Huit jours plus tard, les disciples se trouvaient de nouveau dans la maison, et Thomas était avec eux. Jésus vient, alors que les portes étaient verrouillées, et il était là au milieu d’eux. Il dit : « La paix soit avec vous ! » Puis il dit à Thomas : « Avance ton doigt ici, et vois mes mains ; avance ta main, et mets-la dans mon côté : cesse d’être incrédule, sois croyant. » Thomas lui dit alors : « Mon Seigneur et mon Dieu ! » Jésus lui dit : « Parce que tu m’as vu, tu crois.

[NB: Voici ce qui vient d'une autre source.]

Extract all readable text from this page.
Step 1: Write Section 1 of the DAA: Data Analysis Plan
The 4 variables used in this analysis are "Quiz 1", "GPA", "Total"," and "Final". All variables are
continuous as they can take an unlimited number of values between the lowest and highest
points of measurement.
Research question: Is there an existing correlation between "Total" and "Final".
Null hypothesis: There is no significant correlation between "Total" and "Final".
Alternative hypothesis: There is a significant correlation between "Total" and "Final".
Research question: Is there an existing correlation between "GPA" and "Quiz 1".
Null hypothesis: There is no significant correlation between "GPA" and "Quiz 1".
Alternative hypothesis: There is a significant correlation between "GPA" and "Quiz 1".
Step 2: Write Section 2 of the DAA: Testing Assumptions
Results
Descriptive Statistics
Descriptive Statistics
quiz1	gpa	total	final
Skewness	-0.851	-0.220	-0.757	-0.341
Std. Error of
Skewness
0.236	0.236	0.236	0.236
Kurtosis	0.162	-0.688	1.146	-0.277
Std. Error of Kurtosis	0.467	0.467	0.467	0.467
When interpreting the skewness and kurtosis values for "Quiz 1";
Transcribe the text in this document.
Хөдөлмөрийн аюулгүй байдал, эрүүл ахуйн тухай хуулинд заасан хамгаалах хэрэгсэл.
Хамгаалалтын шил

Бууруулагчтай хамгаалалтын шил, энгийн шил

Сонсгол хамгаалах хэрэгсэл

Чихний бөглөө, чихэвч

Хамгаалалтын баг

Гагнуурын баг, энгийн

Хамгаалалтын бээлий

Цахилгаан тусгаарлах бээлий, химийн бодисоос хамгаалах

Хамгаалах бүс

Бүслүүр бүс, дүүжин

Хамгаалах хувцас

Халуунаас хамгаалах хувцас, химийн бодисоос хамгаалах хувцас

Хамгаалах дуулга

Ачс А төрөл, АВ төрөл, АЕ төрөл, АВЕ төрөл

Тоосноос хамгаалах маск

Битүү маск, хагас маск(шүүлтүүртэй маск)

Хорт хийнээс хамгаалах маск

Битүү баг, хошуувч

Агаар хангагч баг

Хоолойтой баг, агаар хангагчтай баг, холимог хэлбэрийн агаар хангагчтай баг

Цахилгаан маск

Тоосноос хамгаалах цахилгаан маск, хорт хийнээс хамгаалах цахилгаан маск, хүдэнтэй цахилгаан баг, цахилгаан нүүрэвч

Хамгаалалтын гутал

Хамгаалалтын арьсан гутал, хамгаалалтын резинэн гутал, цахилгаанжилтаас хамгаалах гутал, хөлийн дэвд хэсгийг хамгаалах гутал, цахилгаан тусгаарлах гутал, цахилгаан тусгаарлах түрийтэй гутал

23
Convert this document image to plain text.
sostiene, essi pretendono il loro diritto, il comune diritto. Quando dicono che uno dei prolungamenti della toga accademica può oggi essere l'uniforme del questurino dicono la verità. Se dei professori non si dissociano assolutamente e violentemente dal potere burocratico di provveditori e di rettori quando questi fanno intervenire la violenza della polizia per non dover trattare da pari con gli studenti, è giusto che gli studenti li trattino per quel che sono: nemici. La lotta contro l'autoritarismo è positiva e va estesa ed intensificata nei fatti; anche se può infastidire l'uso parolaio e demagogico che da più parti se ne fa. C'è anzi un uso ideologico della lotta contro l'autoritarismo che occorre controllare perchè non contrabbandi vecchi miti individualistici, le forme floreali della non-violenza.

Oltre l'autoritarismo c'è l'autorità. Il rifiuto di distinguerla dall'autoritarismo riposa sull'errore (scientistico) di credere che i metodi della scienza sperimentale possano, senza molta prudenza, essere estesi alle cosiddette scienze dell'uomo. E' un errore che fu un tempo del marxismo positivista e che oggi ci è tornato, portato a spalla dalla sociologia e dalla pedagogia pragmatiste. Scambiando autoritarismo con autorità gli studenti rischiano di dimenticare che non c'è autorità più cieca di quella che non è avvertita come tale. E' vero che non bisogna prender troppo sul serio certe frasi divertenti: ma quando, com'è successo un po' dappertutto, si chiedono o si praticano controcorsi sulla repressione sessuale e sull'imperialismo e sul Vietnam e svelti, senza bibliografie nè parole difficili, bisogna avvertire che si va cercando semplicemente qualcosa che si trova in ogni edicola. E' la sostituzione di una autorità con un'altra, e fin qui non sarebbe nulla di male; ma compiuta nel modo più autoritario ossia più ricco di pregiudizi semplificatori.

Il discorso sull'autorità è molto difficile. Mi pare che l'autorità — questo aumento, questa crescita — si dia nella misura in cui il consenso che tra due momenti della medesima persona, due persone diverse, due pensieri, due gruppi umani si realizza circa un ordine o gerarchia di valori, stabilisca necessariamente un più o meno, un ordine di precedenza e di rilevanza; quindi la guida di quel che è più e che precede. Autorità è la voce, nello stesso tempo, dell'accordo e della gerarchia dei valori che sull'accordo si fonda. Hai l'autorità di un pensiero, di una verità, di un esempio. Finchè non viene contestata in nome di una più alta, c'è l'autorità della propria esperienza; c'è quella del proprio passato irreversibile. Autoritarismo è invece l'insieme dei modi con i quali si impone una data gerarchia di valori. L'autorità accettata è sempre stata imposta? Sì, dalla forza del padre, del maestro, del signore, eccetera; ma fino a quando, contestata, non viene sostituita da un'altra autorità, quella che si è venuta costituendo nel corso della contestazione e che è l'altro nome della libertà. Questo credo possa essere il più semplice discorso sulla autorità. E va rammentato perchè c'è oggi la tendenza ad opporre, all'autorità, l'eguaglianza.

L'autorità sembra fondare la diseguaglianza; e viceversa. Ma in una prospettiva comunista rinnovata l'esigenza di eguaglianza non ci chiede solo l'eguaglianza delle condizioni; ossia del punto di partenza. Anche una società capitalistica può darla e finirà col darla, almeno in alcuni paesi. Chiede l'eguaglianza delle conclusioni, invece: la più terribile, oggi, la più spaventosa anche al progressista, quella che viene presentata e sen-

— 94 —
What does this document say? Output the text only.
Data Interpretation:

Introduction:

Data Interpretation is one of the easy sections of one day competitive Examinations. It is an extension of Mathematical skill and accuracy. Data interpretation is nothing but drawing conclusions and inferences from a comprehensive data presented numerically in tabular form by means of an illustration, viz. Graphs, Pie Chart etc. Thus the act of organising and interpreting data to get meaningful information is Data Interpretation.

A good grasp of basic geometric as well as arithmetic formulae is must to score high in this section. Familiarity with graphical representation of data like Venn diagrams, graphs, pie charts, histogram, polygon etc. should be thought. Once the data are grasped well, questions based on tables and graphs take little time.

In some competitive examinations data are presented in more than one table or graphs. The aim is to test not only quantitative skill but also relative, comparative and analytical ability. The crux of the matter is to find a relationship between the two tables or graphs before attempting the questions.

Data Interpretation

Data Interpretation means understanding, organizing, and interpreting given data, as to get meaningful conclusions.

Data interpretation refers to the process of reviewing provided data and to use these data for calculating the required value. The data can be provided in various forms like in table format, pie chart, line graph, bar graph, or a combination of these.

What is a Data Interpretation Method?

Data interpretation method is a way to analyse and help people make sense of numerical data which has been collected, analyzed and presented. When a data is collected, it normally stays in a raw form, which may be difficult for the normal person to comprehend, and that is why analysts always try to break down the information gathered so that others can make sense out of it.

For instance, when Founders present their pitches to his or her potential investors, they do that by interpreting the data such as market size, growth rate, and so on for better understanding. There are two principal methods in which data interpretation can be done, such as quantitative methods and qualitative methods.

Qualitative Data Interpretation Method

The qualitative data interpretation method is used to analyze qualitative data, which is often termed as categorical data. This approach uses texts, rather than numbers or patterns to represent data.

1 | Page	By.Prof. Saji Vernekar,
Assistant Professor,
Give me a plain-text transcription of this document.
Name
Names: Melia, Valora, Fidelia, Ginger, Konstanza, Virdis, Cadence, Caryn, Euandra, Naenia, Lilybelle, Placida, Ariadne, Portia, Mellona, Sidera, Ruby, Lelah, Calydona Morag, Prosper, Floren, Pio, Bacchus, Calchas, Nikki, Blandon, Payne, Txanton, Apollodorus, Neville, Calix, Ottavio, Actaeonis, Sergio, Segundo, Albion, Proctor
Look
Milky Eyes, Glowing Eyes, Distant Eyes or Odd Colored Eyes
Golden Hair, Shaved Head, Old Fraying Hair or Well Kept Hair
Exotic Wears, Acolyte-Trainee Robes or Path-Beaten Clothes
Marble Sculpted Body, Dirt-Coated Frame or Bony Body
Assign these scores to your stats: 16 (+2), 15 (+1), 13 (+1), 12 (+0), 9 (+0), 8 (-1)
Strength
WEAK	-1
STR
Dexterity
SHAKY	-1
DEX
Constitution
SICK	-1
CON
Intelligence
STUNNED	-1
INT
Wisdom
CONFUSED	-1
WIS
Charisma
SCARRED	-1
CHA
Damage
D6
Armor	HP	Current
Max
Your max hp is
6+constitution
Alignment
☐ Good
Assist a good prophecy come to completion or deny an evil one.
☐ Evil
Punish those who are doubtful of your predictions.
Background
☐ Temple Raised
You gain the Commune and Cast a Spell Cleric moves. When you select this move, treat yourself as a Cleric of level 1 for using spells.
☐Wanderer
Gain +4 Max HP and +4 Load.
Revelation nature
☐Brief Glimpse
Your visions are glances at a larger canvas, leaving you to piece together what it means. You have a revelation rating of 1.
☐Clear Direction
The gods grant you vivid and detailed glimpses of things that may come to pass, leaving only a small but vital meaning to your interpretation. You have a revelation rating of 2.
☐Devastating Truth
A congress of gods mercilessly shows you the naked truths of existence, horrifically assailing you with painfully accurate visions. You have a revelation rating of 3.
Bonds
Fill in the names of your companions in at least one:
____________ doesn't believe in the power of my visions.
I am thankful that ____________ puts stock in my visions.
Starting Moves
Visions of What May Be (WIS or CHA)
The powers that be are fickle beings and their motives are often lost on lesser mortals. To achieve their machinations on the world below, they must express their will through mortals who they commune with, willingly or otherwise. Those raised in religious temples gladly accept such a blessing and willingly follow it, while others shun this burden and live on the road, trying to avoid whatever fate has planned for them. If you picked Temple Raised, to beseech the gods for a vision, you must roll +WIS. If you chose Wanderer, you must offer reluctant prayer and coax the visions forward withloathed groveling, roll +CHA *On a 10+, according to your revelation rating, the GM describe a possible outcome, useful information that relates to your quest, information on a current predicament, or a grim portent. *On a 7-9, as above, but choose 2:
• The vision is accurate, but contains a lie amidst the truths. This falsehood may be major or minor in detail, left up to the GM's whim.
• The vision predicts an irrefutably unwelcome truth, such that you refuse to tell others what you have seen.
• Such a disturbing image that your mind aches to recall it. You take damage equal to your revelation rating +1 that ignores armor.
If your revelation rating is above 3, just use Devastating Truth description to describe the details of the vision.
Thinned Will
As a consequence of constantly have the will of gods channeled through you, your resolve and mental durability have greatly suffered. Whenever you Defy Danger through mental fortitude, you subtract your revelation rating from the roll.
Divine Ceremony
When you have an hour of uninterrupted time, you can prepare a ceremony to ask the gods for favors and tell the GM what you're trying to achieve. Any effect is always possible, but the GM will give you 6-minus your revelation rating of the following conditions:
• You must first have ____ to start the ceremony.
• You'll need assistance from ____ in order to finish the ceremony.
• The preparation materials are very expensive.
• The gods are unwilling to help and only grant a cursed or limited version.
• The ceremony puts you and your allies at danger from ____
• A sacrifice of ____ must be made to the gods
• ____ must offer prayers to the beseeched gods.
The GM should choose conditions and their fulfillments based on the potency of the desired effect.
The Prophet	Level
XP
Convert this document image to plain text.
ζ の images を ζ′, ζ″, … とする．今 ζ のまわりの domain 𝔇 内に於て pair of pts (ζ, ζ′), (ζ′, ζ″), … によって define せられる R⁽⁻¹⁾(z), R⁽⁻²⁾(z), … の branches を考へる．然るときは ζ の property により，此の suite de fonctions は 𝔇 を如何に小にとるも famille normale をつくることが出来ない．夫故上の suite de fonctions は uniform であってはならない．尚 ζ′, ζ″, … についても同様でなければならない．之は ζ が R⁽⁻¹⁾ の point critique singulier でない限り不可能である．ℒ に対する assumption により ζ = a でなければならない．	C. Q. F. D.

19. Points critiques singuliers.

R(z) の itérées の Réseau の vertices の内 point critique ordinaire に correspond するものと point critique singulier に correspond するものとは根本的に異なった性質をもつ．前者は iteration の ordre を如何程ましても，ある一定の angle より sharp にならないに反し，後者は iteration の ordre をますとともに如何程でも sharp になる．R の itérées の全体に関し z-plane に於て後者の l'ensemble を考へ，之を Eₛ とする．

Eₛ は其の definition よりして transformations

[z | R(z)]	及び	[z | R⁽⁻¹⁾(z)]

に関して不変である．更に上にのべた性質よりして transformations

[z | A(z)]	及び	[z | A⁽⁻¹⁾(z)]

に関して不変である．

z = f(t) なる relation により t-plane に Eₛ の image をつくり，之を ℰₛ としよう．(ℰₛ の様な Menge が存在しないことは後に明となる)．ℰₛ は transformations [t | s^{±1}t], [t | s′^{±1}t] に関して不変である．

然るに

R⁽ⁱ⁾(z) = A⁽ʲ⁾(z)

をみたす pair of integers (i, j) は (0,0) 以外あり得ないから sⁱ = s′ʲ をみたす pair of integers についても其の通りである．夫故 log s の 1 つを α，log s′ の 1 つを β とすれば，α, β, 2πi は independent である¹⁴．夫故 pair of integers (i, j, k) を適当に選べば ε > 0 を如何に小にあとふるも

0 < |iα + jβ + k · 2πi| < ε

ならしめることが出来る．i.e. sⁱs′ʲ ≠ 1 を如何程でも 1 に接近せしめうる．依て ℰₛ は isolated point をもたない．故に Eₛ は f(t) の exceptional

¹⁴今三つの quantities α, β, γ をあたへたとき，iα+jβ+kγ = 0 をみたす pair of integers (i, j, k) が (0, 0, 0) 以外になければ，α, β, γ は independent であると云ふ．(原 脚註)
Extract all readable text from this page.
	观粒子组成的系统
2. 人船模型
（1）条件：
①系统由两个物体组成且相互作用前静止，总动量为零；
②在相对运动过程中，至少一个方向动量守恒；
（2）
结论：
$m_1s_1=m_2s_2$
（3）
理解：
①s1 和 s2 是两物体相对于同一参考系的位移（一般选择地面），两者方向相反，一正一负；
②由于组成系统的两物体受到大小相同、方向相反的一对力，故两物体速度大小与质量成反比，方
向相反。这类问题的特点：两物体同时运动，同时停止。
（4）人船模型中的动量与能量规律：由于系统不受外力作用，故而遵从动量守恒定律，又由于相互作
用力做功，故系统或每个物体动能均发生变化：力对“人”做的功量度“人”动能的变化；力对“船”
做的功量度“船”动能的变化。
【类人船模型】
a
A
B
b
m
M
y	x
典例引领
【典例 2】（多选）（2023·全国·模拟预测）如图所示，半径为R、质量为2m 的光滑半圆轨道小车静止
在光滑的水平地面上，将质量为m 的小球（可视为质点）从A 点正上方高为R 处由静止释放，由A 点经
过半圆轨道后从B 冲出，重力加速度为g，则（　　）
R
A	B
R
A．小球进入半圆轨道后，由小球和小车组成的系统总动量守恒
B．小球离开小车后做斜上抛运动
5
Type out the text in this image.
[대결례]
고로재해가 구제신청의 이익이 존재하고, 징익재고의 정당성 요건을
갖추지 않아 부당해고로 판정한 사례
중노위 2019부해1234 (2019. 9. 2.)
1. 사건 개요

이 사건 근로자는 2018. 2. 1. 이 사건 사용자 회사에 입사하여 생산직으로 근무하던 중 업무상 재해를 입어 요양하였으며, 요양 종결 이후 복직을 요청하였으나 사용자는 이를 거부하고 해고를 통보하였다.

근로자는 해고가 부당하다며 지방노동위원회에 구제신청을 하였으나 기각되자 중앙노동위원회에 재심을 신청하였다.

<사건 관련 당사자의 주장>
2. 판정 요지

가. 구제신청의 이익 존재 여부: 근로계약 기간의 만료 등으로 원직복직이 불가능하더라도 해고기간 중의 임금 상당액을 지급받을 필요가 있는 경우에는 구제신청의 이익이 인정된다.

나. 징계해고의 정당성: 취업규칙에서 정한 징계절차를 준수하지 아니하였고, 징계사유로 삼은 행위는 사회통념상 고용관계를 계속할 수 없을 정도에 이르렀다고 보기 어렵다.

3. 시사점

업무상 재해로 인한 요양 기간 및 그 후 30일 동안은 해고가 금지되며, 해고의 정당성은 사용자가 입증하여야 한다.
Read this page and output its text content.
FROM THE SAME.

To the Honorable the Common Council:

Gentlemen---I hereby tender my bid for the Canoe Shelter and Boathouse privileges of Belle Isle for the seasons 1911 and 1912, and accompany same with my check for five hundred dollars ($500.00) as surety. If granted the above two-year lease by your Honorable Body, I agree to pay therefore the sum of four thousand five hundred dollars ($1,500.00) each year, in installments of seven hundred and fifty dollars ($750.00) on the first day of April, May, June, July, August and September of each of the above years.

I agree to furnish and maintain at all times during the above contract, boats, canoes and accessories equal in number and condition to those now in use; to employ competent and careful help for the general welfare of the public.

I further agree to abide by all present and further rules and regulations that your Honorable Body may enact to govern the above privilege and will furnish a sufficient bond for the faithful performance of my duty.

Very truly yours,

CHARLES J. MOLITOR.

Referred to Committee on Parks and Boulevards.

Heureux ceux qui croient sans avoir vu. »

Prière

Seigneur, ma foi est fragile et j’ai sans cesse besoin de ta grâce pour qu’elle croisse et soit plus vivante. Aide-moi à toujours garder la foi et à en témoigner devant les autres pour que nous soyons nombreux à arriver au festin de ton Royaume.

Demande

Que la foi soit le roc de ma vie spirituelle.

Réflexion

  1. Saint Thomas que nous fêtons aujourd’hui est l’un des apôtres les plus rassurants. Il est facile de s’identifier à lui et à ses doutes. Nous avons tous vécu ces moments où nous voulons simplement voir pour croire. C’est un réflexe naturel de chaque être humain. La foi est un don de Dieu et il nous arrive parfois de vivre des jours où il est difficile de voir au-delà des apparences.
    Saint Thomas venait de perdre son grand ami et ses espérances ont été anéanties par la mort de Jésus. Croire en sa Résurrection signifie prendre à nouveau le risque d’être déçu et voir ses attentes réduites à néant. La foi est aussi un risque à prendre et exige le courage de faire un pas dans l’inconnu. 
  2. Le pape Benoît XVI, lors de l’année de la foi, nous a donné une très belle définition de la foi : « C’est une manière confiante de s’en remettre à un ‘’Toi’’, qui est Dieu, qui me donne une certitude différente, mais non moins solide de celle qui me vient du calcul exact ou de la science. » (Benoît XVI, Audience du 24 octobre 2012)
    La foi est donc une vraie relation, une rencontre avec le Dieu d’amour. Lorsque Jésus demande à saint Thomas de croire en lui, il l’invite à reconnaître l’authenticité de leur amitié. Saint Thomas s’est présenté sans masque, sans hypocrisie, avec ses doutes et ses désillusions. C’est un homme perdu et déçu qui a besoin d’une rencontre avec un « Toi » capable de lui donner confiance et espérance. Jésus est cette personne et, devant un homme en quête d’une relation profonde et sincère, Jésus peut, lui aussi, se présenter comme il est vraiment, c’est-à-dire le Fils de Dieu ressuscité qui porte sur lui les blessures qui symbolisent notre rédemption.
  3. Jésus se présente avec ses plaies. Son corps glorieux ne veut pas effacer les traces de ses souffrances. Elles sont sa fierté. Il les montre avec majesté à saint Thomas, et il a bien raison. Elles sont le signe de sa victoire sur la mort et le péché. Jésus redonne à saint Thomas une raison d’espérer et un fondement solide pour reconstruire ce en quoi il croit.
    C’est Jésus le fondement de notre vie. Il est le roc inébranlable sur lequel nous pouvons nous appuyer dans les moments difficiles et les grandes épreuves. Une fois que nous comprenons cette réalité, à la suite de saint Thomas, nous pouvons dire avec lui : « Mon Seigneur et mon Dieu ! »

Dialogue avec le Christ

Seigneur, viens changer mon cœur. Donne-moi une foi vivante qui sache entrer en relation avec toi. Une foi qui ne soit pas une simple croyance en quelques doctrines mais une relation avec toi, Jésus-Christ, Fils de Dieu.

Résolution

Je confie une intention au Seigneur en renouvelant ma confiance totale en lui.